De retour à Arrecife, je fais le tour de la ville pour trouver un électricien qui n’arrivera pas à réparer mon alternateur. Je récupère également mon pilote sans trop être convaincu, car je ne comprend pas vraiment ce qui y a été fait. Je prends rendez-vous à la marina de Porto Calero pour sortir le voilier de l’eau, pensant n’y faire qu’une opération commando pour installer une hélice bec de canard. Je fais donc l’avitaillement pour la transatlantique : deux cadis plein à la fermeture de l’hypermarché ! Je bricole jusqu’à tard dans la nuit et me met en route de bonne bonne heure. Le pilote automatique me lâche quinze minutes après la sortie du port, sous spi, dans la brise, génial !

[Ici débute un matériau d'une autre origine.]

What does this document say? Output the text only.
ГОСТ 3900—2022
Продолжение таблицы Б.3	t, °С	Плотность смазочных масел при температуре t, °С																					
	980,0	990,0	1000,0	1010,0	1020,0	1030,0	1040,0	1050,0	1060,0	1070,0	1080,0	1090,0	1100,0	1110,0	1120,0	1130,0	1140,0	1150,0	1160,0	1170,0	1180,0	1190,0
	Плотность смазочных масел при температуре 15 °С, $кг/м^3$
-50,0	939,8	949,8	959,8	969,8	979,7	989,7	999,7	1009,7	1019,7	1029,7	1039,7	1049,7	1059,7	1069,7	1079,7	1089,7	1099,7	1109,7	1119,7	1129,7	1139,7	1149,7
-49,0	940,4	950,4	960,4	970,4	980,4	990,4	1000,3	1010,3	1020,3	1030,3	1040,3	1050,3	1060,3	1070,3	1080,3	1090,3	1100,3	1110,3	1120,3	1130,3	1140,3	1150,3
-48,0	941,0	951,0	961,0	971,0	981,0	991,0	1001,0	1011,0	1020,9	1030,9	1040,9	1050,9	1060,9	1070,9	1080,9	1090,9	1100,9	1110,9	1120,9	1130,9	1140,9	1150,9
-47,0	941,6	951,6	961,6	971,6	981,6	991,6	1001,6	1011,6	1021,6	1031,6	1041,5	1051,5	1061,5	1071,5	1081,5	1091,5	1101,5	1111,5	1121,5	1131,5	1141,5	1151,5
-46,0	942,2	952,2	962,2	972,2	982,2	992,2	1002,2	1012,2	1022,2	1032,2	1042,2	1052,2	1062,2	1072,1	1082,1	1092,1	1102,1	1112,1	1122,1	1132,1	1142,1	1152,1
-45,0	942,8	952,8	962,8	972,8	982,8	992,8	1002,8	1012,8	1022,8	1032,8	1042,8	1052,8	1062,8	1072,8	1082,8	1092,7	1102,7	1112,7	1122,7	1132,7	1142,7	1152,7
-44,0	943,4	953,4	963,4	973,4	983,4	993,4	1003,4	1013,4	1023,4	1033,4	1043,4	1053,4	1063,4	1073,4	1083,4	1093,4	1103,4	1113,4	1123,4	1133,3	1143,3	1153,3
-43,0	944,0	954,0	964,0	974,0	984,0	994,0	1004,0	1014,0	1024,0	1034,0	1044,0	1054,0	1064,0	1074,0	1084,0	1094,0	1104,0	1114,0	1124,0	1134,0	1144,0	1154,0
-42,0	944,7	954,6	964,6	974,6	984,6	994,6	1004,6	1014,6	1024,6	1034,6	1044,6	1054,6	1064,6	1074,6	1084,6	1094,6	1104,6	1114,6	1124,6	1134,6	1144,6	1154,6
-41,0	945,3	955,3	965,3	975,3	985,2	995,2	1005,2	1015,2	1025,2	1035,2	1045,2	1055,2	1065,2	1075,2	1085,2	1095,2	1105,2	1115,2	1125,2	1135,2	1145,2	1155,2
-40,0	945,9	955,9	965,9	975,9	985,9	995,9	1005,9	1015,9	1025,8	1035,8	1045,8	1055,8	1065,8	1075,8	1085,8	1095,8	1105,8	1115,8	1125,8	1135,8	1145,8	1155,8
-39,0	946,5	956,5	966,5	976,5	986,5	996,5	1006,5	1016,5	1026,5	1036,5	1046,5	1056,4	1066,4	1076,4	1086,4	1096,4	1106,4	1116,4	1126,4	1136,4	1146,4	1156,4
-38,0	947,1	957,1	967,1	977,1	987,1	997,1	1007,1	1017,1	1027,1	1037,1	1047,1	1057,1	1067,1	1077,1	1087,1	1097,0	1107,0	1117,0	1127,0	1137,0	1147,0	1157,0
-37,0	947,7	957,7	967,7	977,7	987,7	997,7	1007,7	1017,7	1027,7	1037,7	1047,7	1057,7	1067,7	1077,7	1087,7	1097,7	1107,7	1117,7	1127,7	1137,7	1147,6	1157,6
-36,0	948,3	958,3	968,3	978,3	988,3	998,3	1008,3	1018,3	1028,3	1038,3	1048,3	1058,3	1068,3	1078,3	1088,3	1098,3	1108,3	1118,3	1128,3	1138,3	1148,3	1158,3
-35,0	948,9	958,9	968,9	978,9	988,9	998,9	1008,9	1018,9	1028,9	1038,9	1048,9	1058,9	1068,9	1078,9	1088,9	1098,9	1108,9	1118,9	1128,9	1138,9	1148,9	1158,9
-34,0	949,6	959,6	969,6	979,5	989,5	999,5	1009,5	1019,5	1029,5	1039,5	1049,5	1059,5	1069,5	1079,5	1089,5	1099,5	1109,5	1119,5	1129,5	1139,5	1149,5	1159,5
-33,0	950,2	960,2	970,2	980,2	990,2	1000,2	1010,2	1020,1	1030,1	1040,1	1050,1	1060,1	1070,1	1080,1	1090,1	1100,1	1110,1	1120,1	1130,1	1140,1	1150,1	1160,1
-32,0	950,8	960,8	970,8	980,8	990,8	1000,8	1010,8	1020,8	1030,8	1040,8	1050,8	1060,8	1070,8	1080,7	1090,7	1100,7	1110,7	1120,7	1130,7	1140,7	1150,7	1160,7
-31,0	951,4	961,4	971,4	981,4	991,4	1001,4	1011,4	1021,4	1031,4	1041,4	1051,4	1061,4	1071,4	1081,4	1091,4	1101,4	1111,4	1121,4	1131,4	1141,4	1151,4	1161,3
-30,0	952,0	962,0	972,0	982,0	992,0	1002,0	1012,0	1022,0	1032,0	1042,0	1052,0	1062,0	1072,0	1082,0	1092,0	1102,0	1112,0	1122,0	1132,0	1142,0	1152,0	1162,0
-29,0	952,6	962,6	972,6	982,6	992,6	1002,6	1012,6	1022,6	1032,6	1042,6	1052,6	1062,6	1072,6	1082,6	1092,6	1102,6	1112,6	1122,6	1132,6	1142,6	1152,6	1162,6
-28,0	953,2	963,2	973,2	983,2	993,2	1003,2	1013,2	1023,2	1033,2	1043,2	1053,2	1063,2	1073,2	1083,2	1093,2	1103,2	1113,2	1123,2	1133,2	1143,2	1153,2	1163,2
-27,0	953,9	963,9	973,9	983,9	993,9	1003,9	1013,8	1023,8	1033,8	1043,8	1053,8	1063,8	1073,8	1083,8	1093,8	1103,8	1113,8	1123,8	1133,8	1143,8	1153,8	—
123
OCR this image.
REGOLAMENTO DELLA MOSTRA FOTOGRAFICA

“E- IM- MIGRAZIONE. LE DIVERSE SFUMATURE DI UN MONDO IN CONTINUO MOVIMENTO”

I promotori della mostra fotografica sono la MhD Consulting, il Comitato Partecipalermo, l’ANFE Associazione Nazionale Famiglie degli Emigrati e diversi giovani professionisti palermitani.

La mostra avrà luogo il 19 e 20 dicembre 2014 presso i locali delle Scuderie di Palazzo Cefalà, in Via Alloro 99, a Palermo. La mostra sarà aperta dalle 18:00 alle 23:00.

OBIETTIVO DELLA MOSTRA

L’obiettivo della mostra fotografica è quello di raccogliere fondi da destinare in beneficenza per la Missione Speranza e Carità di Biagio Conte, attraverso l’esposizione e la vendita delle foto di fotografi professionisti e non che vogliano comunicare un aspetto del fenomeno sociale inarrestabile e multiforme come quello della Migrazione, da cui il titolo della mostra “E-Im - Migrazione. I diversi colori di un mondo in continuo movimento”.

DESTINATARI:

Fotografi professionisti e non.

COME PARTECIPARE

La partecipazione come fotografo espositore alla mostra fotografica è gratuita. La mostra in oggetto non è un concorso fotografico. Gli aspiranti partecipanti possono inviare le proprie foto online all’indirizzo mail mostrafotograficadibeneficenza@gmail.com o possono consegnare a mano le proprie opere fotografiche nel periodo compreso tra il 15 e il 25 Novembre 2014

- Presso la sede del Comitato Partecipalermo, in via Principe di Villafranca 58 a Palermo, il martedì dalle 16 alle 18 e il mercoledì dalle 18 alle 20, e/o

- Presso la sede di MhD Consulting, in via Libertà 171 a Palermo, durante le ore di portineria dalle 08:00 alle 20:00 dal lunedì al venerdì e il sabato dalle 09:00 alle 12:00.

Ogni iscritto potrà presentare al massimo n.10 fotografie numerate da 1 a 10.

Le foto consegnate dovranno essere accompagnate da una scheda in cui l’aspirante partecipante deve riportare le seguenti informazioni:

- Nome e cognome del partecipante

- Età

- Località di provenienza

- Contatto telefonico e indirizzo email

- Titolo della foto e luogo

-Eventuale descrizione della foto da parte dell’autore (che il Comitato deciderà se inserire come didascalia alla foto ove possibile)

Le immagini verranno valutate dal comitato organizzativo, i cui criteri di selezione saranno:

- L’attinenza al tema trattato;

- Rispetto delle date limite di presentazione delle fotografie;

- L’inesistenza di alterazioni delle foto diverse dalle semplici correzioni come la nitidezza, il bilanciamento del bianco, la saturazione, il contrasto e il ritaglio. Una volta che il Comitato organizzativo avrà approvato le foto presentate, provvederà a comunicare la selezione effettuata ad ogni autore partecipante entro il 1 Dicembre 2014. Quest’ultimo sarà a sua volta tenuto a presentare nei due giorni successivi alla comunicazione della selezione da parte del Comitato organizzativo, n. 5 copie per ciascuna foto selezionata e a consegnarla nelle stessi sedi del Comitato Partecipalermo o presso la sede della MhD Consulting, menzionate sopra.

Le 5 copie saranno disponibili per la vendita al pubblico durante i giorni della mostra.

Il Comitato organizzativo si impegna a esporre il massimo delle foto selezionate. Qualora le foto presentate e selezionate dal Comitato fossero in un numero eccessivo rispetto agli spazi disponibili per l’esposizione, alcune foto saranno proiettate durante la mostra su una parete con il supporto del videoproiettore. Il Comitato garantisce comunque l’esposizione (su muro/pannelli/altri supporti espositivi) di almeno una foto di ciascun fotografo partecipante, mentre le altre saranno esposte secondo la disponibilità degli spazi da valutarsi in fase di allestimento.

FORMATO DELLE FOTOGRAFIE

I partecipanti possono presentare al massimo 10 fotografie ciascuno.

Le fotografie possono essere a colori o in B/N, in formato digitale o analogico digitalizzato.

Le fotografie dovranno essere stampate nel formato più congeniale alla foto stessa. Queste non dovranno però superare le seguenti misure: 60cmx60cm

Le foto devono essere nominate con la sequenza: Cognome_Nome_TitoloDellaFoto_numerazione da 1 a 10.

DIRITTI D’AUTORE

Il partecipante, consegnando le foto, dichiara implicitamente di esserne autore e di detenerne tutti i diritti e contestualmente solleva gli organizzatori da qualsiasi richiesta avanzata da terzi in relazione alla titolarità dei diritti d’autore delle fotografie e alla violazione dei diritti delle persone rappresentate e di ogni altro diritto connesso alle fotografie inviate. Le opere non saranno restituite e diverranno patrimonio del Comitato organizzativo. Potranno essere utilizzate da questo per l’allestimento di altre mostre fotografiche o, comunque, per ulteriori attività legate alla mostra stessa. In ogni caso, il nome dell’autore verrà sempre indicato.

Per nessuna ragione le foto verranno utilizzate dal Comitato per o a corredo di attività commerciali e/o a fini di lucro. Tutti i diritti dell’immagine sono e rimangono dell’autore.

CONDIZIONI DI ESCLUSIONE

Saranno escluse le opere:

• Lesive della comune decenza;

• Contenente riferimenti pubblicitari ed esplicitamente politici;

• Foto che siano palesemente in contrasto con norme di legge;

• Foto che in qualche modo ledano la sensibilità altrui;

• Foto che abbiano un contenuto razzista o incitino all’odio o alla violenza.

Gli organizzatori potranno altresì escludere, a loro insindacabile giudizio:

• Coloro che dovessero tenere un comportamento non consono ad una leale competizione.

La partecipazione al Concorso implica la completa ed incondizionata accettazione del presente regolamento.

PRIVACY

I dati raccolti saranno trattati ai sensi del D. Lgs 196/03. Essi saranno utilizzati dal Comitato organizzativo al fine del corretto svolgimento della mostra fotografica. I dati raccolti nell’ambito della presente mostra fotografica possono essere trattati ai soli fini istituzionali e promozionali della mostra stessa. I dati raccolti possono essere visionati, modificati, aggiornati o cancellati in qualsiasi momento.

- Avitaillement pour traverser l’Atlantique
- Avitaillement pour la transatlantique : deux cadis plein à la fermeture de l’hypermarché !
Perdre l’hélice bêtement
J’arrive tout de même à l’heure au rendez-vous sous la grue, en deux coups de cuillère à pot, le voilier hissé hors de l’eau par une équipe de professionnels. Deux heures plus tard, je suis à nouveau à flot et enclenche la marche arrière pour sortir des sangles : rien ne bouge ! Je me dis qu’en effet la bec de canard ça demande du temps à réagir, j’essaye la marche avant. Toujours rien, problème... la grue reprend prise et surprise, plus d’hélice ! Je saute à l’eau, trop froide alors que je suis épuisé par la nuit précédente à bricoler, la matinée de voile et que je n’ai pas mangé depuis la veille. Je crains l’accident idiot, on décide de caler le voilier à terre et j’y grimpe faire une bonne sieste avant un bon casse croute. Vêtu de ma combinaison de chasse, de la ceinture de plomb, en bien meilleure forme, je plonge et en deux essais l’hélice est récupérée. Verdict simple par Félix, le très compétent et serviable chef du chantier : j’ai oublié de mettre la petite clavette qui l’empêche l’hélice de tourner autour de l’arbre sur lequel elle est visée ! Dans mon malheur, j’ai eu la chance de tomber sur des gens honnêtes et compétents comme Mr Volvo qui me fournira les joints de la pompe de refroidissement et le fameux régulateur d’alternateur. Pour le pilote, pas le choix il faut changer, c’est géré par un spécialiste franco-allemand qui adaptera les prises à mes boitiers. J’arrive même à faire réparer mon petit spi par ami français à lui, merci Olivier ! Petit avitaillement pour compléter ce que j’ai consommé pendant l’escale technique qui a durée un peu plus que prévu puis le 3 février, à la nuit tombée, je vais faire les pleins de gasoil et d’eau puis hisse les voiles pour les Antilles !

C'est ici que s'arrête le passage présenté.